While these persons are relieving themselves in the open, he said they release over 10 millions viruses into the environment which are responsible for several illnesses that are presently ravaging various communities.
“Do you know that a tea spoon of shit, or in other words a lethal dose, just one gram of human feaces can contain more than 10 million viruses, one million parasites, 1000 parasites cysts and 1000 parasites eyes?
“One can only begin to imagine the amount of infections we voluntarily release into the communities which in turn come to harm us,” the expert said.

Also emphasing the danger of open defecation recently in an interview in Abuja, AEPB’s Assistant Director, Environmental Health and Safety, Mrs Kate Ocheze, advised residents of Abuja to desist from open defecation and cultivate the habit of using toilet facilities to avoid spread of diseases.
She said that human waste, if not properly managed, posed a serious threat to public health and the environment.
Ocheze regretted that in spite of the health hazards associated with open defecation, many residents of some slums in Abuja still indulged in the act.
Her words: “Human excreta are a major threat to public health and the environment if not properly managed through provision of toilet facilities.
“Many people end up in hospitals as a result of consuming water contaminated by faecal water or untreated sewage,” she said.

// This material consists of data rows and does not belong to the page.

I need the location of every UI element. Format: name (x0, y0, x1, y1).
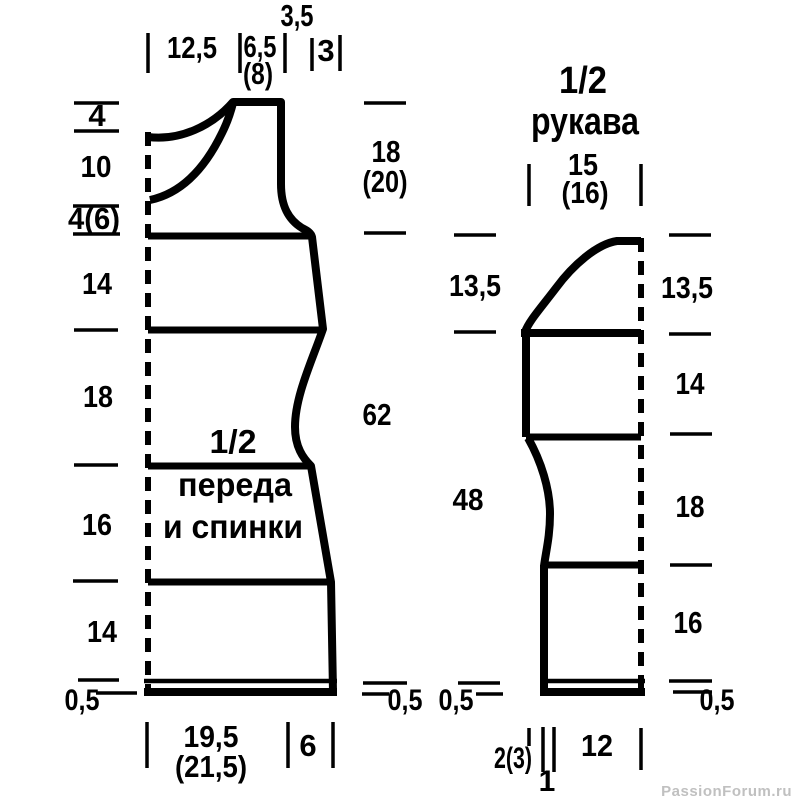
body-piece-title-line1: 1/2 (210, 423, 257, 460)
sleeve-piece: 1/2 рукава 15 (16) 13,5 48 0,5 13,5 14 1… (439, 60, 735, 798)
body-piece-title-line2: переда (178, 466, 293, 503)
sleeve-cap-height-left-label: 13,5 (449, 268, 501, 303)
body-front-neck-drop-label: 10 (81, 149, 112, 184)
pattern-diagram-page: 12,5 6,5 (8) 3,5 3 4 10 4(6) 14 18 16 14… (0, 0, 800, 800)
sleeve-left-edge-curve (528, 438, 550, 566)
body-total-length-label: 62 (363, 397, 392, 432)
body-neck-width-alt-label: (8) (243, 56, 273, 91)
sleeve-seam-label: 1 (539, 765, 556, 798)
body-armhole-step-label: 3 (317, 33, 334, 68)
body-back-neck-drop-label: 4 (88, 98, 106, 133)
body-armhole-straight-label: 4(6) (68, 201, 120, 236)
body-piece: 12,5 6,5 (8) 3,5 3 4 10 4(6) 14 18 16 14… (65, 0, 423, 784)
sleeve-hem-right-label: 0,5 (700, 684, 735, 717)
sleeve-cap-width-alt-label: (16) (562, 175, 609, 210)
body-waist-section-label: 18 (83, 379, 113, 414)
body-half-width-alt-label: (21,5) (175, 749, 247, 784)
body-armhole-depth-alt-label: (20) (363, 164, 408, 199)
body-hem-left-label: 0,5 (65, 684, 100, 717)
sleeve-underarm-length-label: 48 (453, 482, 484, 517)
sleeve-cap-outline (525, 241, 641, 332)
body-piece-title-line3: и спинки (163, 508, 303, 545)
sleeve-cuff-section-label: 16 (674, 605, 703, 640)
body-upper-side-label: 14 (82, 266, 113, 301)
sleeve-cuff-width-label: 12 (581, 728, 613, 763)
sleeve-cap-height-right-label: 13,5 (661, 270, 713, 305)
body-hem-right-label: 0,5 (388, 684, 423, 717)
sleeve-piece-title-line2: рукава (531, 101, 640, 143)
body-lower-section-label: 14 (87, 614, 118, 649)
knitting-pattern-schematic: 12,5 6,5 (8) 3,5 3 4 10 4(6) 14 18 16 14… (0, 0, 800, 800)
sleeve-upper-section-label: 14 (676, 366, 706, 401)
watermark-text: PassionForum.ru (661, 783, 792, 800)
sleeve-hem-left-label: 0,5 (439, 684, 474, 717)
body-neck-slope-label: 3,5 (281, 0, 314, 33)
body-hip-section-label: 16 (82, 507, 112, 542)
body-shoulder-width-label: 12,5 (167, 30, 217, 65)
body-flare-label: 6 (299, 728, 316, 763)
sleeve-piece-title-line1: 1/2 (559, 60, 607, 102)
sleeve-mid-section-label: 18 (676, 489, 705, 524)
sleeve-decrease-label: 2(3) (494, 742, 532, 775)
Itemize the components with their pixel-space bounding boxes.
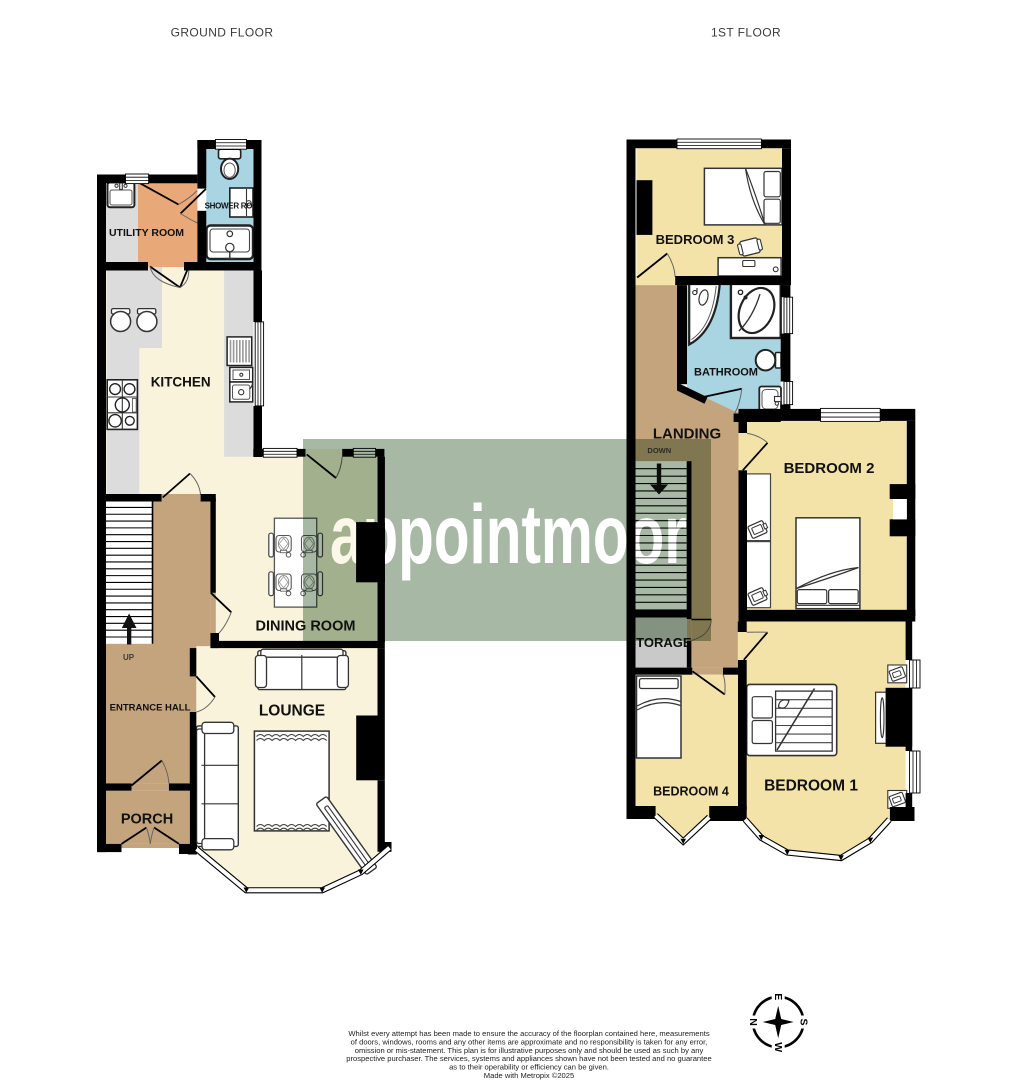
svg-text:DINING ROOM: DINING ROOM [256,619,356,635]
svg-text:BEDROOM 4: BEDROOM 4 [653,785,729,799]
svg-text:S: S [797,1018,809,1025]
svg-text:LOUNGE: LOUNGE [259,703,325,720]
svg-text:N: N [747,1018,759,1026]
svg-text:ENTRANCE HALL: ENTRANCE HALL [110,703,191,714]
svg-text:BEDROOM 1: BEDROOM 1 [764,778,858,795]
svg-text:BEDROOM 3: BEDROOM 3 [656,232,735,247]
svg-text:KITCHEN: KITCHEN [151,375,211,390]
svg-text:BATHROOM: BATHROOM [694,367,758,379]
svg-text:GROUND FLOOR: GROUND FLOOR [171,26,274,40]
svg-text:UTILITY ROOM: UTILITY ROOM [109,227,184,239]
svg-text:BEDROOM 2: BEDROOM 2 [784,460,875,477]
svg-text:W: W [772,1042,784,1052]
svg-text:LANDING: LANDING [653,426,721,443]
svg-text:PORCH: PORCH [121,812,173,828]
svg-text:E: E [772,993,784,1000]
svg-text:UP: UP [123,653,135,662]
svg-text:Made with Metropix ©2025: Made with Metropix ©2025 [484,1071,574,1080]
svg-text:1ST FLOOR: 1ST FLOOR [711,26,781,40]
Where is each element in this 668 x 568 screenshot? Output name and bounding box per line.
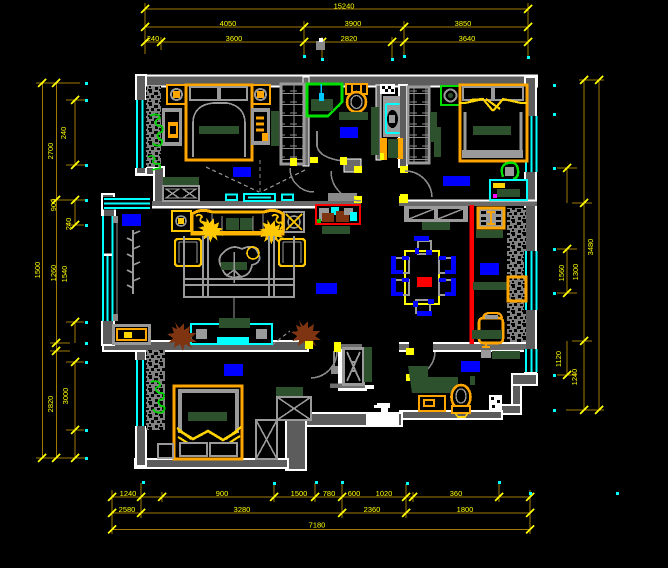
svg-text:3900: 3900: [345, 19, 362, 28]
svg-text:1540: 1540: [60, 266, 69, 283]
svg-text:600: 600: [348, 489, 361, 498]
svg-text:1500: 1500: [291, 489, 308, 498]
svg-text:15240: 15240: [334, 2, 355, 11]
svg-text:3640: 3640: [459, 34, 476, 43]
svg-text:1560: 1560: [557, 265, 566, 282]
svg-text:3850: 3850: [455, 19, 472, 28]
svg-text:3600: 3600: [226, 34, 243, 43]
svg-text:780: 780: [323, 489, 336, 498]
svg-text:2700: 2700: [46, 143, 55, 160]
svg-text:1020: 1020: [376, 489, 393, 498]
svg-text:1240: 1240: [120, 489, 137, 498]
svg-text:1240: 1240: [570, 369, 579, 386]
svg-text:2580: 2580: [119, 505, 136, 514]
svg-text:360: 360: [450, 489, 463, 498]
svg-text:2360: 2360: [364, 505, 381, 514]
svg-text:7180: 7180: [309, 521, 326, 530]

If toilet facilities are not adequately provided in the FCT, the territory would risk being polluted, resulting in a rise in preventable diseases such as cholera, typhoid, diarrhoea and polio among others.”
“Some people residing in the suburbs of FCT sleep in shopping malls, markets and under the bridges and they end up polluting the city by defecating and urinating into drains and open spaces.
“The need for corporate outfits to provide toilets for public use should therefore be encouraged to prevent environmental pollution.”

It is widely believed that deploying more public toilet facilities to replace the few available ones which are even not functional, will go a long way to address the problem.
Observers say they are tired of government’s never ending promises of bringing in more public toilet facilities.
It thus behooves on the AEPB to make good it promises of many years expediently if the Board is truly committed to solving this problem because residents are longing for relief from this menace.